Tanning Bed Warning Labels May Be Required By The FDA
May 7, 2013

FDA Proposing Stricter Warning Labels For Indoor Tanning Beds

redOrbit Staff & Wire Reports - Your Universe Online

The US Food and Drug Administration (FDA) is pushing for stricter warning labels on tanning beds — labels which would recommend that such devices not be used by anyone under the age of 18.

According to Liz Szabo of USA Today, sunlamp products that emit ultraviolet radiation are currently regulated as class 1 devices, putting them in the same “low-risk” category as adhesive bandages and tongue depressors.

Class 1 devices do not need to be reviewed by the FDA before they go to market, Jeff Shuren, director of the agency´s Center for Devices and Radiological Health, told Szabo. However, under the agency´s proposed regulatory changes, tanning lamps would be reclassified as “moderate-risk” class 2 devices, placing them in the same category as CT scanners.

“Using indoor tanning beds can damage your skin and increase your risk of developing skin cancer,” FDA Commissioner Dr. Margaret A. Hamburg said in a statement. “The FDA´s proposed changes will help address some of the risks associated with sunlamp products and provide consumers with clear and consistent information.”

If the reclassification is approved, manufacturers would need to notify the FDA before putting their devices on sale, proving that they meet specific performance testing requirements. They would also have to address some characteristics of the product design and include comprehensive labeling addressing the risks of using the tanning beds. Those labels would have to include a warning that the devices should only be used by adults, and that frequent sunlamp users should undergo regular skin cancer screenings, the agency said.

Shuren told Szabo that the changes were first recommended by an FDA advisory panel three years ago, and that reviewing tanning machines before they went on sale would help ensure that they were operating safely. He added that the agency is concerned about software issues that could cause timer malfunctions, which in turn could expose users to too much radiation, as well as electrical failures that have resulted in customers getting burned.
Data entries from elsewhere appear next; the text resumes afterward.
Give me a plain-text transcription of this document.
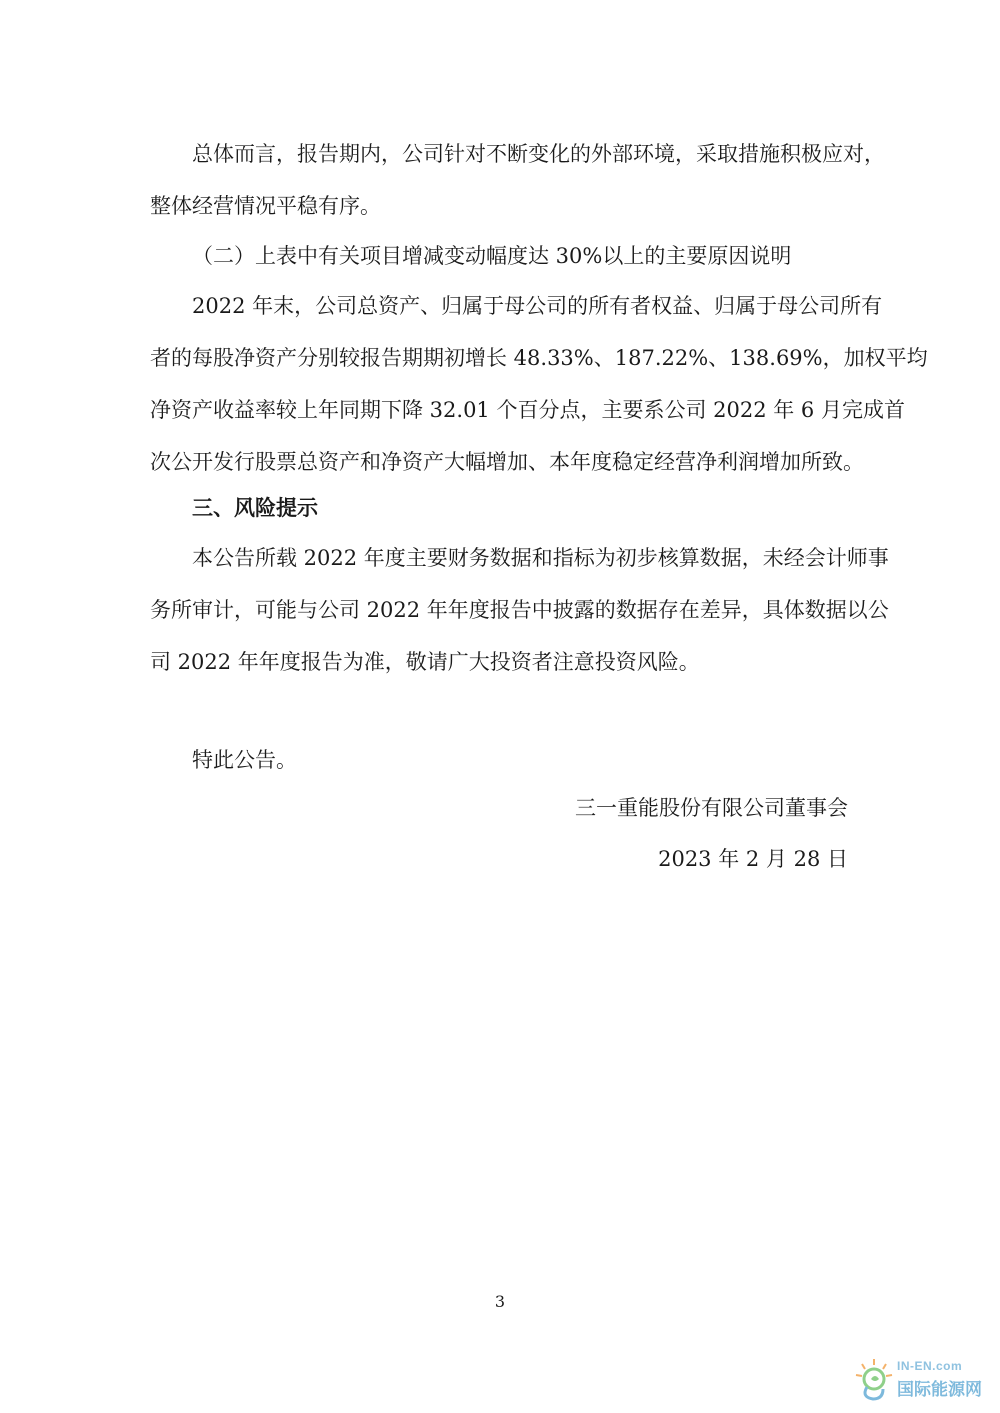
总体而言，报告期内，公司针对不断变化的外部环境，采取措施积极应对，
整体经营情况平稳有序。
（二）上表中有关项目增减变动幅度达 30%以上的主要原因说明
2022 年末，公司总资产、归属于母公司的所有者权益、归属于母公司所有
者的每股净资产分别较报告期期初增长 48.33%、187.22%、138.69%，加权平均
净资产收益率较上年同期下降 32.01 个百分点，主要系公司 2022 年 6 月完成首
次公开发行股票总资产和净资产大幅增加、本年度稳定经营净利润增加所致。
三、风险提示
本公告所载 2022 年度主要财务数据和指标为初步核算数据，未经会计师事
务所审计，可能与公司 2022 年年度报告中披露的数据存在差异，具体数据以公
司 2022 年年度报告为准，敬请广大投资者注意投资风险。
特此公告。
三一重能股份有限公司董事会
2023 年 2 月 28 日
3
IN-EN.com
国际能源网
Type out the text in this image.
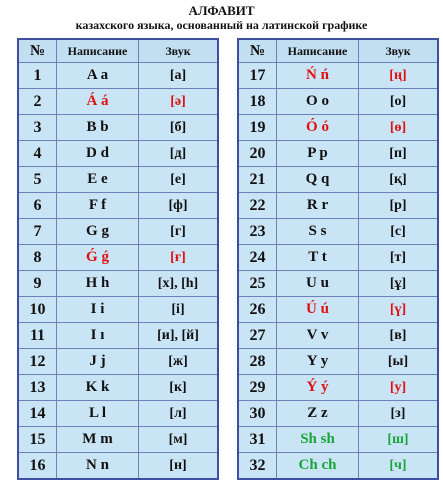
АЛФАВИТ

казахского языка, основанный на латинской графике

№	Написание	Звук
1	A a	[а]
2	Á á	[ә]
3	B b	[б]
4	D d	[д]
5	E e	[е]
6	F f	[ф]
7	G g	[г]
8	Ǵ ǵ	[ғ]
9	H h	[х], [h]
10	I i	[і]
11	I ı	[и], [й]
12	J j	[ж]
13	K k	[к]
14	L l	[л]
15	M m	[м]
16	N n	[н]
№	Написание	Звук
17	Ń ń	[ң]
18	O o	[о]
19	Ó ó	[ө]
20	P p	[п]
21	Q q	[қ]
22	R r	[р]
23	S s	[с]
24	T t	[т]
25	U u	[ұ]
26	Ú ú	[ү]
27	V v	[в]
28	Y y	[ы]
29	Ý ý	[у]
30	Z z	[з]
31	Sh sh	[ш]
32	Ch ch	[ч]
“The FDA's proposed regulations stop short of recommendations made by the International Agency for Research on Cancer, part of the World Health Organization, which in 2009 concluded that commercial tanning devices were more dangerous than previously thought and recommended people under 18 be banned from using them,” Toni Clarke of Reuters explained.

“The FDA's regulations also stop short of new rules being developed by some US states,” she said, noting that more than three-fifths of all states regulate the use of tanning facilities to some degree. “Delaware, New Hampshire and North Dakota, for example, ban the use of indoor tanning by anyone under age 14 unless medically necessary and they require parental consent for those between the ages of 14 and 18.”

Georgia, Illinois and Maine are among the states banning the use of beds for children under the age of 14, and in January, California became the first state to prohibit use of tanning beds by those under 18 years of age. Eighteen other states require operators of those facilities to limit exposure time to manufacturers´ recommendations while also providing eye protection to users, according to Reuters.

“An estimated 5.6 percent of U.S. adults reported indoor tanning at least once in 2010, with the highest rates among white, female 18 to 25-year-olds, according to the CDC, which notes that frequent exposure to UV rays for people under the age of 35 increases the risk of developing melanoma by 75 percent,” Clarke added.